Unable to create or upgrade tkgi clusters after upgrading to TKGI 1.8
search cancel

Unable to create or upgrade tkgi clusters after upgrading to TKGI 1.8

book

Article ID: 345586

calendar_today

Updated On:

Products

VMware Tanzu Kubernetes Grid Integrated Edition

Issue/Introduction

Symptoms:
  • You have enabled the Routable Pod Networks option by using the TKGI Network profiles.

  • You are unable to upgrade or create the clusters after upgrading the TKGI API VM to 1.8.

  • NCP service on Master node crashes and keep on restarting.

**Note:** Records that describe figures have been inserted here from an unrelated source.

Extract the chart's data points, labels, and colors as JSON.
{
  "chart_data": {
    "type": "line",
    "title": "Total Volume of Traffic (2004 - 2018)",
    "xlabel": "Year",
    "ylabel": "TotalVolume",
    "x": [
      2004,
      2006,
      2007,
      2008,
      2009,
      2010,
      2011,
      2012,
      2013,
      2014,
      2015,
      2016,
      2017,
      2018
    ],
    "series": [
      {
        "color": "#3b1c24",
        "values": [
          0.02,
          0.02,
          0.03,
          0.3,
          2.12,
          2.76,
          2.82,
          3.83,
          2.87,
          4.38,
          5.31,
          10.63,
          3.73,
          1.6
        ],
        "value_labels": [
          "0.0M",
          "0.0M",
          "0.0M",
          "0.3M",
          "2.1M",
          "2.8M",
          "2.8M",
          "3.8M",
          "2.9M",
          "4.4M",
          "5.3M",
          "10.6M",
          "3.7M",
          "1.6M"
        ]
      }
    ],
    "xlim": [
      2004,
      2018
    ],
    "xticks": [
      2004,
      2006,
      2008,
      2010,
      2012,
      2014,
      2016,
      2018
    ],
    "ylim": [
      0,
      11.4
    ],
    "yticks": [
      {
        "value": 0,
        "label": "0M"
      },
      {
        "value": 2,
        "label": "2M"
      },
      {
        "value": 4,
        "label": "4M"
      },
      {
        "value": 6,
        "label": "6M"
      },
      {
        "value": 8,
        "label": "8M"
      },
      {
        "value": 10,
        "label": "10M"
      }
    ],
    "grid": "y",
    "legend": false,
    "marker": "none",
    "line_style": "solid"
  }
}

  • Pods are failing with error message: 'netplugin failed with no error message'

  • In the /var/vcap/sys/log/ncp/ncp.stderr.log on Master node, you see the IP block validation error traceback similar to:
    Traceback (most recent call last):
      File "/usr/local/bin/ncp", line 10, in <module>
        sys.exit(main())
      File "/usr/local/lib/python3.5/dist-packages/nsx_ujo/cmd/ncp.py", line 16, in main
        ncp_main.start_ncp(coe)
      File "/usr/local/lib/python3.5/dist-packages/nsx_ujo/ncp/main.py", line 191, in start_ncp
        nsx_errors = common_utils.validate_nsx_config()
      File "/usr/local/lib/python3.5/dist-packages/nsx_ujo/common/utils.py", line 968, in validate_nsx_config
        ipnetwork_errors = _validate_mgr_ip_network()
      File "/usr/local/lib/python3.5/dist-packages/nsx_ujo/common/utils.py", line 758, in _validate_mgr_ip_network
        external_ip_space_ids)
      File "/usr/local/lib/python3.5/dist-packages/nsx_ujo/common/utils.py", line 905, in _validate_ip_network
        ip_family = owned_ip_blocks[0]['version']
    IndexError: list index out of range

  • In the /var/vcap/sys/log/kubelet/kubelet.stderr.log on Worker node, you see the netplugin related errors for pod creation:
    E0724 01:40:29.258490    9758 remote_runtime.go:105] RunPodSandbox from runtime service failed: rpc error: code = Unknown desc = failed to set up sandbox container "1591f61d797a3def811a62d6ea93a89d1c891e80960330f7ab46ab7fa93eecd6" network for pod "coredns-5b6649768f-wj6tl": networkPlugin cni failed to set up pod "coredns-5b6649768f-wj6tl_kube-system" network: netplugin failed with no error message
    W0724 01:40:29.280299    9758 docker_sandbox.go:394] failed to read pod IP from plugin/docker: networkPlugin cni failed on the status hook for pod "coredns-5b6649768f-wj6tl_kube-system": CNI failed to retrieve network namespace path: cannot find network namespace for the terminated container "1591f61d797a3def811a62d6ea93a89d1c891e80960330f7ab46ab7fa93eecd6"
    W0724 01:40:29.280803    9758 pod_container_deletor.go:75] Container "1591f61d797a3def811a62d6ea93a89d1c891e80960330f7ab46ab7fa93eecd6" not found in pod's containers
    W0724 01:40:29.282232    9758 cni.go:331] CNI failed to retrieve network namespace path: cannot find network namespace for the terminated container "1591f61d797a3def811a62d6ea93a89d1c891e80960330f7ab46ab7fa93eecd6"



Environment

VMware PKS 1.x

Cause

NCP has added a new validation check for IP blocks in 3.0.1, which will return the index error if all of the following conditions are satisfied:

  1. In NCP configuration, nsx_v3.enable_snat is false and nsx_v3.container_ip_blocks is empty, which is applicable when you enable the “Routable Pod Networks ” by using network profile.
  2. There’s no IP block being shared by all clusters, e.g. no block has the tag {‘ncp/shared_resource’: ‘true’} in NSX-T manager.
  3. There’s no IP block with cluster tag {‘ncp/cluster’: <cluster_name>} in NSX-T manager.

Resolution

This is a known issue with NCP 3.0.1, and it will be resolved in NCP 3.0.2. Please check the TKGI release notes for NCP 3.0.2 compatibility for future TKGI versions.


Workaround:

To workaround this issue, create a new shared IP block in NSX-T manager to pass the IP block validation by NCP.

  1. Create a dummy IP block and it’s CIDR must not be overlapped by any cluster/other networks, such as 127.0.0.0/30.

  2. Add a tag on this IP block with the scope ncp/shared_resource and the value true.

  3. Restart NCP on all Master nodes for existing clusters.

  4. Try to deploy the new clusters again /upgrade the existing clusters by running “pks upgrade-cluster”.